Faith is born of our individual inability to satisfy, or even know our own needs at birth. Engaging us then it opens a door in almost everyone to community.

Imbedded at birth in the cocoon of individual consciousness, we learn only what we choose from what our perceptions experience, and the environment of civilization has become so diverse that no one can hope to experience its breadth. Instead we all make do with the tiny sliver from our experience to which we choose to attend, concocting a world we think we understand from the tiny glimpses we began stringing together in infancy. We all begin life as arch pragmatists: whatever yields results to our liking we learn to do. Our activities at that early physiological moment become formal determinants of eventual brain structure selecting which synapses become strong and which perish. Bereft at parturition of the organizing structures of language, individual temperaments interact with unfiltered environments to teach us directly through sensation mediated only by our internal representations, instincts and temperament. This bewildering existence is overwritten by the order language immediately begins to imprint once it becomes available.

Any individual is inherently limited in experience by the singular finitude of their exposure. Language affords the possibility of second hand exposure limited only by our actual waking time.

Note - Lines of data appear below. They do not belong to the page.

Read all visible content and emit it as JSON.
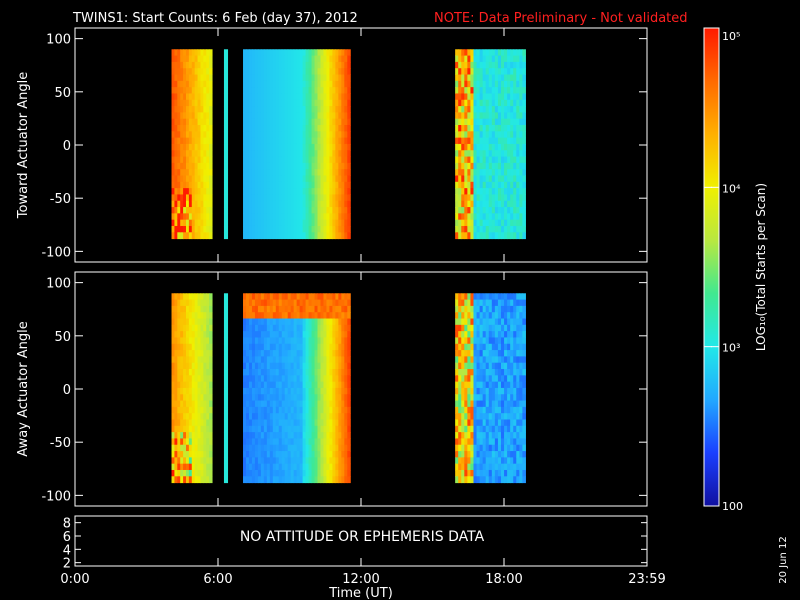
{
  "title": {
    "main": "TWINS1: Start Counts:  6 Feb (day  37), 2012",
    "note": "NOTE: Data Preliminary - Not validated"
  },
  "footer_date": "20 Jun 12",
  "colors": {
    "background": "#000000",
    "axes": "#ffffff",
    "note": "#ff2020",
    "colormap": [
      "#1010a0",
      "#1a40ff",
      "#22a8ff",
      "#22e8e8",
      "#40e890",
      "#b8e840",
      "#f0f000",
      "#ffb000",
      "#ff6a00",
      "#ff1a00"
    ]
  },
  "chart_data": [
    {
      "type": "heatmap",
      "name": "toward",
      "ylabel": "Toward Actuator Angle",
      "xlim": [
        0,
        24
      ],
      "ylim": [
        -110,
        110
      ],
      "yticks": [
        "100",
        "50",
        "0",
        "-50",
        "-100"
      ],
      "ytick_values": [
        100,
        50,
        0,
        -50,
        -100
      ],
      "y_extent": [
        -88,
        90
      ],
      "value_units": "LOG10(Total Starts per Scan)",
      "segments": [
        {
          "x_start": 4.05,
          "x_end": 5.75,
          "level": 0.72,
          "pattern": "warm-edge"
        },
        {
          "x_start": 6.25,
          "x_end": 6.4,
          "level": 0.35,
          "pattern": "solid",
          "y_extent": [
            -88,
            90
          ]
        },
        {
          "x_start": 7.05,
          "x_end": 11.55,
          "level": 0.28,
          "pattern": "blue-to-orange"
        },
        {
          "x_start": 15.95,
          "x_end": 18.9,
          "level": 0.5,
          "pattern": "noisy-warm"
        }
      ]
    },
    {
      "type": "heatmap",
      "name": "away",
      "ylabel": "Away Actuator Angle",
      "xlim": [
        0,
        24
      ],
      "ylim": [
        -110,
        110
      ],
      "yticks": [
        "100",
        "50",
        "0",
        "-50",
        "-100"
      ],
      "ytick_values": [
        100,
        50,
        0,
        -50,
        -100
      ],
      "y_extent": [
        -88,
        90
      ],
      "value_units": "LOG10(Total Starts per Scan)",
      "segments": [
        {
          "x_start": 4.05,
          "x_end": 5.75,
          "level": 0.62,
          "pattern": "warm-edge"
        },
        {
          "x_start": 6.25,
          "x_end": 6.4,
          "level": 0.35,
          "pattern": "solid"
        },
        {
          "x_start": 7.05,
          "x_end": 11.55,
          "level": 0.2,
          "pattern": "blue-hot-top"
        },
        {
          "x_start": 15.95,
          "x_end": 18.9,
          "level": 0.3,
          "pattern": "noisy-cool"
        }
      ]
    },
    {
      "type": "line",
      "name": "attitude",
      "yticks": [
        "8",
        "6",
        "4",
        "2"
      ],
      "ytick_values": [
        8,
        6,
        4,
        2
      ],
      "ylim": [
        1.5,
        9
      ],
      "message": "NO ATTITUDE OR EPHEMERIS DATA",
      "xlim": [
        0,
        24
      ],
      "xticks": [
        "0:00",
        "6:00",
        "12:00",
        "18:00",
        "23:59"
      ],
      "xtick_values": [
        0,
        6,
        12,
        18,
        24
      ],
      "xlabel": "Time (UT)"
    }
  ],
  "colorbar": {
    "label": "LOG₁₀(Total Starts per Scan)",
    "scale": "log",
    "range": [
      100,
      100000
    ],
    "ticks": [
      {
        "label": "10⁵",
        "value": 100000
      },
      {
        "label": "10⁴",
        "value": 10000
      },
      {
        "label": "10³",
        "value": 1000
      },
      {
        "label": "100",
        "value": 100
      }
    ]
  }
}
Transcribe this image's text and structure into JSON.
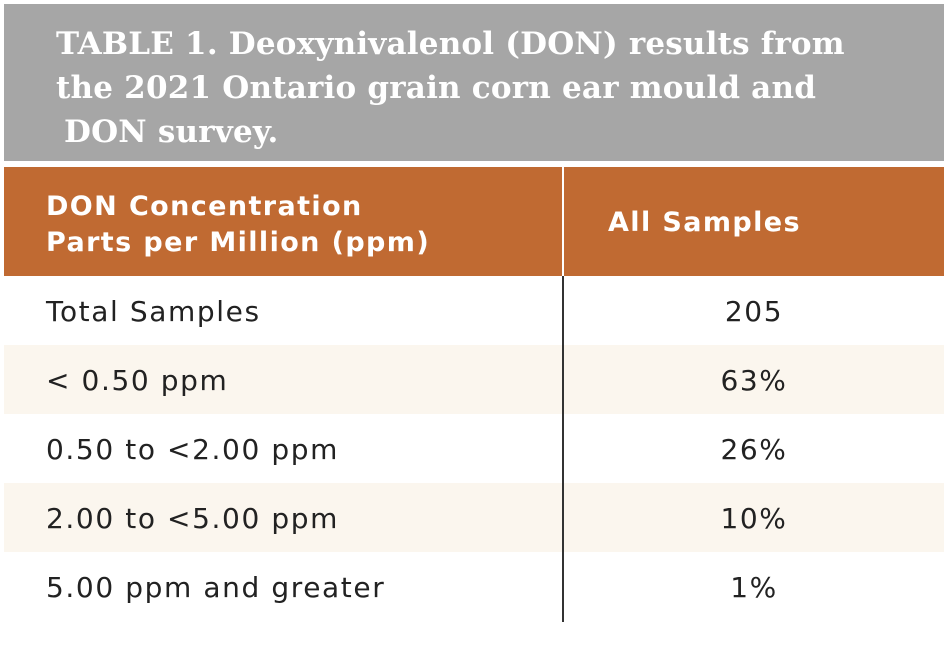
{
  "title": {
    "line1": "TABLE 1. Deoxynivalenol (DON) results from",
    "line2": "the 2021 Ontario grain corn ear mould and",
    "line3": "DON survey."
  },
  "table": {
    "header": {
      "col1_line1": "DON Concentration",
      "col1_line2": "Parts per Million (ppm)",
      "col2": "All Samples"
    },
    "rows": [
      {
        "label": "Total Samples",
        "value": "205"
      },
      {
        "label": "< 0.50 ppm",
        "value": "63%"
      },
      {
        "label": "0.50 to <2.00 ppm",
        "value": "26%"
      },
      {
        "label": "2.00 to <5.00 ppm",
        "value": "10%"
      },
      {
        "label": "5.00 ppm and greater",
        "value": "1%"
      }
    ]
  },
  "colors": {
    "title_background": "#a6a6a6",
    "header_background": "#c06a32",
    "shaded_row": "#fbf6ee"
  }
}
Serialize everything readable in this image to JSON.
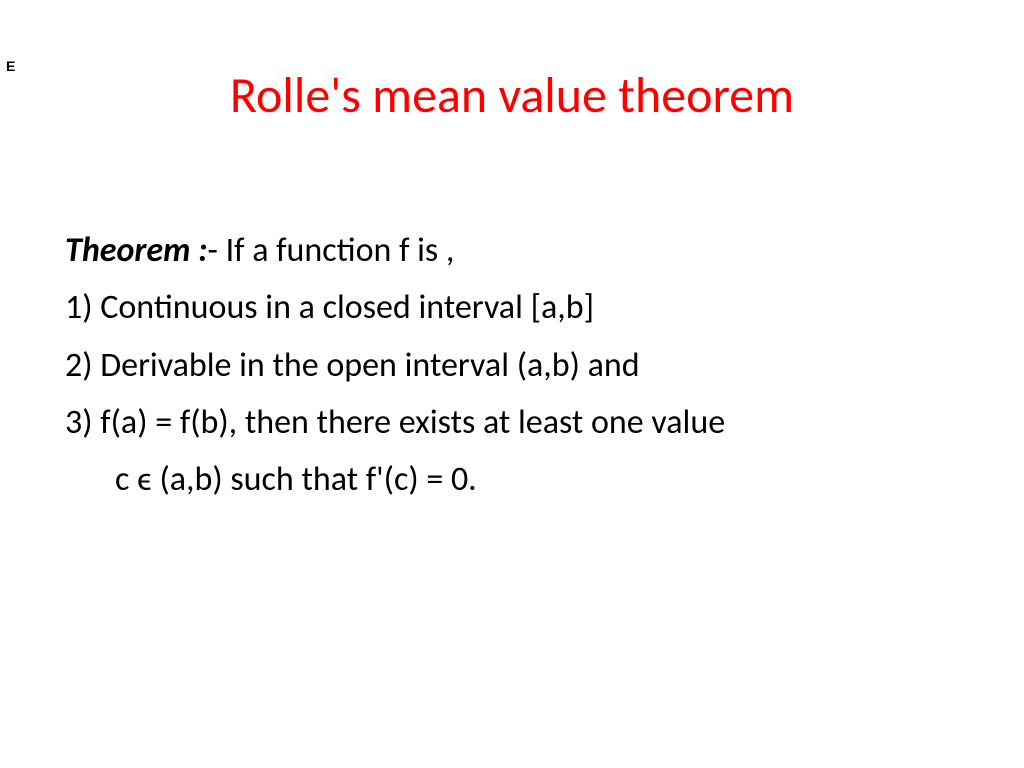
{
  "title": {
    "text": "Rolle's mean value theorem",
    "color": "#ff0000"
  },
  "corner_mark": "E",
  "content": {
    "theorem_label": "Theorem :",
    "intro_text": "- If a function f is ,",
    "point1_number": "1)",
    "point1_text": "  Continuous in a closed interval [a,b]",
    "point2": "2) Derivable in the open interval (a,b) and",
    "point3_line1": "3) f(a) = f(b), then there exists at least one value",
    "point3_line2": "c ϵ (a,b) such that f'(c) = 0.",
    "text_color": "#000000"
  },
  "background_color": "#ffffff",
  "title_fontsize": 50,
  "content_fontsize": 34
}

We trade our initial somatically mediated sensory connection to the world with relish for the representational clarity that linguistic order affords but in doing so leave ourselves open to the depredations of symbolic manipulation. Not only lies, but also the whole of rhetoric exist to hijack our motives. Rhetorical constructs like Man vs. Nature are pragmatically useless, unimaginable without language; to a baby, man and nature are a continuum called mom. She is the singular focus of undifferentiated want. As consciousness develops, and language organizes our perceptions, understanding reaches beyond her to an expanding human and material environment with its’ attendant opportunities and risks. The risks are mitigated, and opportunities framed by cultural innovations that conserve the group, institutions that define the community, and equally by that innate, genetic sociability that makes us human. The categories language defines are often used manipulatively to impose an order on perception that serves the orator rather than the audience; constructions like man vs. nature may be used to elucidate or obfuscate. The only protections we have from the manipulations to which language subjects us are our social instincts and the evolved pressures of community expectation, that is, civilization.

Linguistic knowledge is amoral unlike direct experience where cause and effect are laid bare. Once choices are mediated through language we are dependant on cultural forces for the existence of norms. We are socialized, whether we like it or not a part of a community.